While Gen Z might not have been of working age during the global financial crisis, they would’ve experienced it through the lens and lives of their parents, many of whom lost their homes or became unemployed. And then once they started their careers it wasn’t long until the COVID pandemic delivered another blow that would make them that much more careful with their hard-earned money.
Generally speaking, Gen Zers are even more frugal and pragmatic than Millennials. They are averse to traditional capital market investments like stocks, bonds as well as ETFs and mutual funds that invest in those asset classes. They don’t trust the stock market. Instead, they favour alternative investments like cryptocurrency, real estate and private equity, according to a 2022 Bank of America survey.
Gen Z began saving for retirement at a median age of 19, which is the youngest of any generation, based on the 22nd Annual Transamerica Retirement Survey, conducted in late 2021. By comparison, Millennials started saving at a median age of 25 and Gen X at a median age of 30.
The Transamerica survey also tells us that while more Millennials than Gen Zers make regular contributions to retirement accounts, the latter group saves more by setting aside a median 20% of their income for retirement plans, versus the median 15% contributions made by Millennials.
Generational responses in 2022
According to a recent LinkedIn Workforce Confidence Index report, 74% of Millennials said they would cut back on their spending and by much more than older generations.

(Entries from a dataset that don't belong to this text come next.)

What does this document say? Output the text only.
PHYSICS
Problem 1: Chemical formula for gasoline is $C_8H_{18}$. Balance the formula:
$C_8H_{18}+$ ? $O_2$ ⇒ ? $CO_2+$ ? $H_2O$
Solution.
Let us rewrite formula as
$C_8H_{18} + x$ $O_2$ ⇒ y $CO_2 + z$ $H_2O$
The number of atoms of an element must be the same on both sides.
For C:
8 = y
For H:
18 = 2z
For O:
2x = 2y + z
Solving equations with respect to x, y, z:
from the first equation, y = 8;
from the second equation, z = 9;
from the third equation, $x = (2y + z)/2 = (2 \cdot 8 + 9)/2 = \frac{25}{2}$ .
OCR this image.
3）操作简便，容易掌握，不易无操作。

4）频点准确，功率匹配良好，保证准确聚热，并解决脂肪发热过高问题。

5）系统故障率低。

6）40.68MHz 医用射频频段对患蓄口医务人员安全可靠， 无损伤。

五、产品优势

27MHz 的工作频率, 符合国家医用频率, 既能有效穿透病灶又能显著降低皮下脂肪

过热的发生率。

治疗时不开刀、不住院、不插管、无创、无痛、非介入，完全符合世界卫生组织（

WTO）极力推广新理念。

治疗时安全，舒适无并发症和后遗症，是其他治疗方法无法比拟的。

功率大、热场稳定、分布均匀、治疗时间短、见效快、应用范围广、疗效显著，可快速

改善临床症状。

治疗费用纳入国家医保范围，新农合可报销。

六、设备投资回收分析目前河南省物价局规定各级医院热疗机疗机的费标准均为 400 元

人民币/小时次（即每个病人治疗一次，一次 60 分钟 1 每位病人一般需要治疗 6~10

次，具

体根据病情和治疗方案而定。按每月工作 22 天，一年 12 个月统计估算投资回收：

Fully 78% of Gen Z adults said they too would be cutting back, on fears of further deterioration in the health of the U.S. economy. Gen Zers were also cited as more likely to delay big-ticket purchases or even sell possessions, in order to have some extra cash on hand.
Gen Z is more fearful of and prepared for a recession because this would be the first many of them experience as working adults. Their fear is heightened because they don’t know what to expect and have heard awful stories about what can happen during a recession.
Older generations are presumably less fearful because they have a better idea of what to expect and an awareness that most people eventually overcome financial hardship, based on their lived recession experiences.
Changed habits and attitudes around saving
The economic impacts of the pandemic compelled Gen Z to re-evaluate their financial priorities. There wasn’t much time for this cohort to build emergency funds to draw on while facing unemployment or skyrocketing food, energy and housing costs.
Millennials are consistently taking a more conservative approach to their finances than their parents’ or grandparents’ generations, according to a 2017 report from Merrill Edge, partly because of their experience in the 2008 recession and its aftermath.
Key events like market collapses and recessions have defined generations, in particular their thinking as it relates to important financial matters like how we save and think about saving.
What kind of savers will Generation Alpha, or those born after 2012, be? Only time will tell, but let’s hope they come of age in less challenging times than the last two generations.